Bugün Türkiye’de belediyeler üzerinden yürütülen tartışmalar bu tabloyu bütün çıplaklığıyla gözler önüne sermektedir. Lokal idarelerdeki yolsuzluklar birçok vakit üstü kapalı biçimlerde aklanmakta, kanıtlara karşın sorumlular korunmakta, kamusal kontrol ise kutuplaşmış sadakat alakaları içinde işlevsizleştirilmektedir. Dahası, bu örtbas nizamını sürdürebilmek için sadece lokal değil, ulusal seviyede de siyasî ve toplumsal tansiyonların tırmandırıldığına şahit olunmaktadır.

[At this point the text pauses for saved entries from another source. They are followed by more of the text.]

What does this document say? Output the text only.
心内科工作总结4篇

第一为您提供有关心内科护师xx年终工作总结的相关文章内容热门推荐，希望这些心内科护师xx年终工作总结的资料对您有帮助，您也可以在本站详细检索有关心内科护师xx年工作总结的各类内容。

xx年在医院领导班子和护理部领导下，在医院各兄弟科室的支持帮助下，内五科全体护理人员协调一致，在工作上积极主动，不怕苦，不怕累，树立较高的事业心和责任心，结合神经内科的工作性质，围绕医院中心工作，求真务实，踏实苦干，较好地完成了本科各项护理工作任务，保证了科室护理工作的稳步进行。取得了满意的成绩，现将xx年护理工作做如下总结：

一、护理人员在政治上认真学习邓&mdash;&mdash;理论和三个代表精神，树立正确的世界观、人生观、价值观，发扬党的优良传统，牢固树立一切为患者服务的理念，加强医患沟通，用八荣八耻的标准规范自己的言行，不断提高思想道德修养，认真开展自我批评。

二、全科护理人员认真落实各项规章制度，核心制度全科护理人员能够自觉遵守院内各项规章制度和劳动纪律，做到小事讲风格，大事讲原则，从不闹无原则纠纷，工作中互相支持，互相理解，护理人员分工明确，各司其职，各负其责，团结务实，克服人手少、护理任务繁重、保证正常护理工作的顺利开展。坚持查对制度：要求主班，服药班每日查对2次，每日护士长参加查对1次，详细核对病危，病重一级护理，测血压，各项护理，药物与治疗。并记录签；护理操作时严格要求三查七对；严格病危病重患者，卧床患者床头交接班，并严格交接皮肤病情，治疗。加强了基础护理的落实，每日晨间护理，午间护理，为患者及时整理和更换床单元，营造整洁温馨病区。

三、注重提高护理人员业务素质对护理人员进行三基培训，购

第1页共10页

Vatandaşa düşen sorumluluk, sadece teorik tartışmalarla yetinmeyip, yeni pratikleri de dikkatle gözlemlemektir. Bugünün belediyeciliğine dair atılan her adımda, lokal yöneticilerin kimin ismine, kimin için ve nasıl yönettiklerini sorgulamak, bu sorgulamayı sadece karşı mahalleye değil, kendi yakın etrafına de yöneltmektir.

Gerçek belediyecilik, sadece yol yapan, yardım dağıtan ya da aktiflik düzenleyen bir yapıdan ibaret olmayıp, hesap veren, ayrıştırmayan, çoğulculuğu ve özerkliği temel alan bir anlayışla varlık bulur. Bu anlayış, sırf siyasetle hudutlu kalmaz; toplumsal sorumluluk kültürünün, ahlâkî kontrol iradesinin ve birlikte yaşama şuurunun tekrar inşasını mecburî kılar.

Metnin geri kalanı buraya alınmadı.